Spend to hit €7.6bn... and that's without the porn...According to new research, mobile content downloading is hot. Europeans can't get enough of it but we're a little unsure if we're going to be getting any more next year.
Over the course of the coming 12 months, the market for mobile content, excluding pornography, is set to treble to €7.6bn, a report from LogicaCMG has found, as an increasing number of global consumers lose their mobile download virginity.
Around one-fifth of mobile users worldwide have downloaded content via their phone to date - and that figure is expected to rise to 60 per cent in the next 12 months.
Europeans are currently mobile content's big spenders, splurging an average of €8.41 on mobile content per month, compared to the worldwide average of €6.32. However, consumers are split as to whether more pocket money will be siphoned off the operators' way - 40 per cent of those surveyed by LogicaCMG said they expected the average month's spend to rise in the next 12 months.
Ringtones, games and music are the favourite content types, with news and sports also gaining ground. A separate survey recently predicted such 'infotainment' will hit $4.5bn by the year 2007.

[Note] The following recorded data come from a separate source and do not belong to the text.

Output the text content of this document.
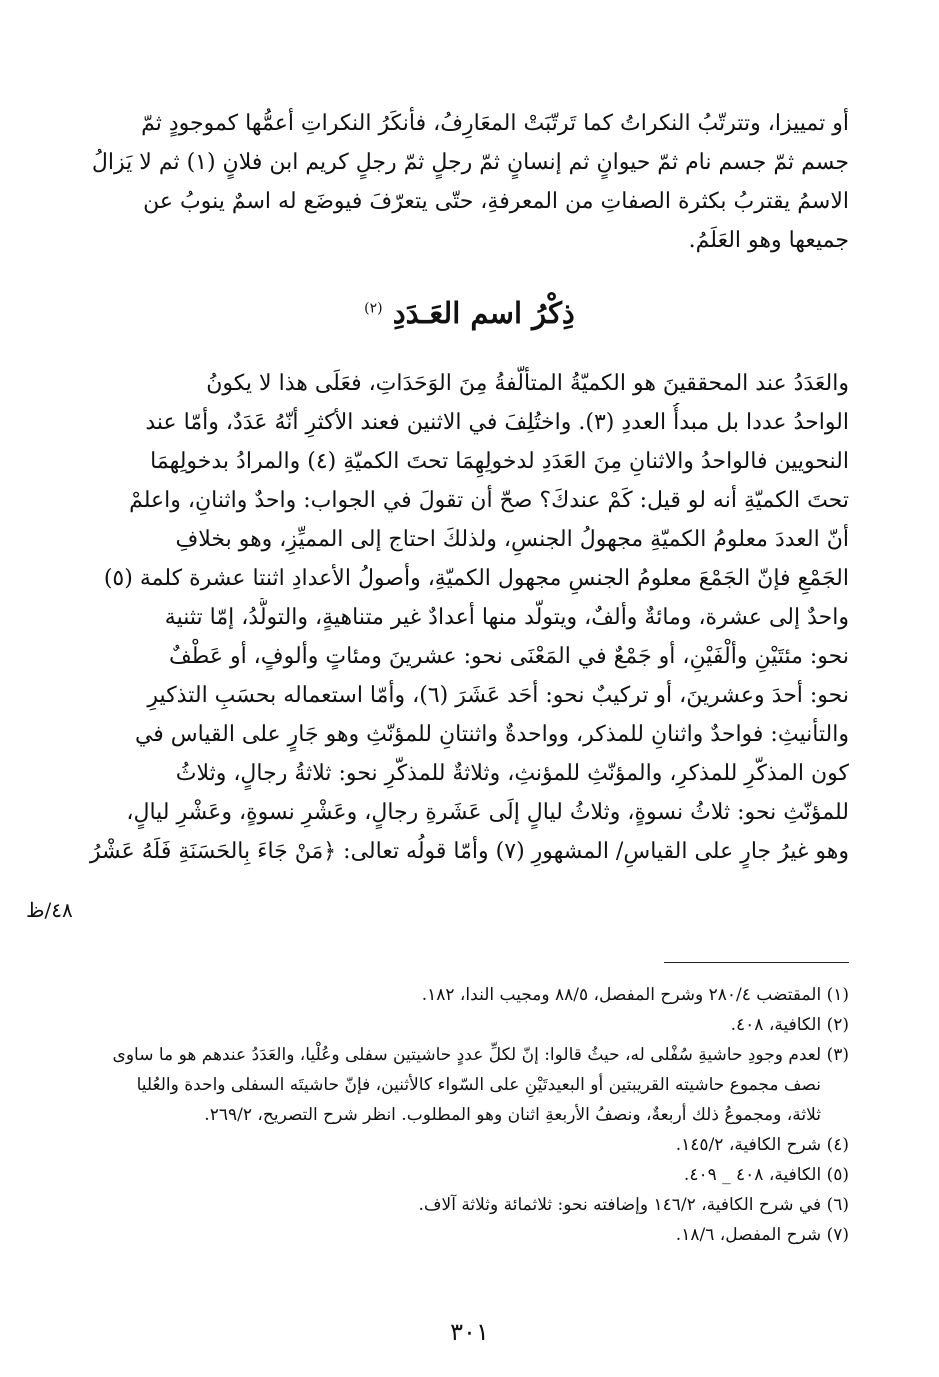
أو تمييزا، وتترتّبُ النكراتُ كما تَرتّبَتْ المعَارِفُ، فأنكَرُ النكراتِ أعمُّها كموجودٍ ثمّ
جسم ثمّ جسم نام ثمّ حيوانٍ ثم إنسانٍ ثمّ رجلٍ ثمّ رجلٍ كريم ابن فلانٍ (١) ثم لا يَزالُ
الاسمُ يقتربُ بكثرة الصفاتِ من المعرفةِ، حتّى يتعرّفَ فيوضَع له اسمٌ ينوبُ عن
جميعها وهو العَلَمُ.
ذِكْرُ اسم العَـدَدِ $^{(٢)}$
والعَدَدُ عند المحققينَ هو الكميّةُ المتألّفةُ مِنَ الوَحَدَاتِ، فعَلَى هذا لا يكونُ
الواحدُ عددا بل مبدأُ العددِ (٣). واختُلِفَ في الاثنين فعند الأكثرِ أنّهُ عَدَدٌ، وأمّا عند
النحويين فالواحدُ والاثنانِ مِنَ العَدَدِ لدخولِهِمَا تحتَ الكميّةِ (٤) والمرادُ بدخولِهمَا
تحتَ الكميّةِ أنه لو قيل: كَمْ عندكَ؟ صحّ أن تقولَ في الجواب: واحدٌ واثنانِ، واعلمْ
أنّ العددَ معلومُ الكميّةِ مجهولُ الجنسِ، ولذلكَ احتاج إلى المميِّزِ، وهو بخلافِ
الجَمْعِ فإنّ الجَمْعَ معلومُ الجنسِ مجهول الكميّةِ، وأصولُ الأعدادِ اثنتا عشرة كلمة (٥)
واحدٌ إلى عشرة، ومائةٌ وألفٌ، ويتولّد منها أعدادٌ غير متناهيةٍ، والتولُّدُ، إمّا تثنية
نحو: مئتَيْنِ وألْفَيْنِ، أو جَمْعٌ في المَعْنَى نحو: عشرينَ ومئاتٍ وألوفٍ، أو عَطْفٌ
نحو: أحدَ وعشرينَ، أو تركيبٌ نحو: أحَد عَشَرَ (٦)، وأمّا استعماله بحسَبِ التذكيرِ
والتأنيثِ: فواحدٌ واثنانِ للمذكر، وواحدةٌ واثنتانِ للمؤنّثِ وهو جَارٍ على القياس في
كون المذكّرِ للمذكرِ، والمؤنّثِ للمؤنثِ، وثلاثةٌ للمذكّرِ نحو: ثلاثةُ رجالٍ، وثلاثُ
للمؤنّثِ نحو: ثلاثُ نسوةٍ، وثلاثُ ليالٍ إلَى عَشَرةِ رجالٍ، وعَشْرِ نسوةٍ، وعَشْرِ ليالٍ،
وهو غيرُ جارٍ على القياسِ/ المشهورِ (٧) وأمّا قولُه تعالى: ﴿مَنْ جَاءَ بِالحَسَنَةِ فَلَهُ عَشْرُ
٤٨/ظ
(١) المقتضب ٢٨٠/٤ وشرح المفصل، ٨٨/٥ ومجيب الندا، ١٨٢.
(٢) الكافية، ٤٠٨.
(٣) لعدم وجودِ حاشيةِ سُفْلى له، حيثُ قالوا: إنّ لكلِّ عددٍ حاشيتين سفلى وعُلْيا، والعَدَدُ عندهم هو ما ساوى
نصف مجموع حاشيته القريبتين أو البعيدتَيْنِ على السّواء كالأثنين، فإنّ حاشيتَه السفلى واحدة والعُليا
ثلاثة، ومجموعُ ذلك أربعةٌ، ونصفُ الأربعةِ اثنان وهو المطلوب. انظر شرح التصريح، ٢٦٩/٢.
(٤) شرح الكافية، ١٤٥/٢.
(٥) الكافية، ٤٠٨ _ ٤٠٩.
(٦) في شرح الكافية، ١٤٦/٢ وإضافته نحو: ثلاثمائة وثلاثة آلاف.
(٧) شرح المفصل، ١٨/٦.
٣٠١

Despite predictions of consumers happily blowing their micro-payments on content, the spread of broadband still looms large on the mind of the market.
But as to whether it's going to be a help or a hindrance to the mobile world, opinions are split.
Broadband download speeds, for example, have contributed to consumers getting spoiled. According to Richard Horton, T-Mobile's VP of content services, eight per cent of UK consumers will abandon a transaction midway because they don't have the patience to see the download through.
"I don't think technology is the problem, I think people's expectations of technology are the problem," Horton said.
For consumers in areas with no broadband penetration, however, phones can open up new services.
Paul Gleeson, LogicaCMG COO, said: "Where you have an economy where DSL isn't very advanced... users could still download films over 3G" and then play them on a PC.
Mike Short, chairman of the Mobile Data Association, said he expected pricing models to change as a result of users becoming accustomed to broadband and all-you-can-eat data packages that go with it. "I think it will be reflected on pricing models going forward," he said.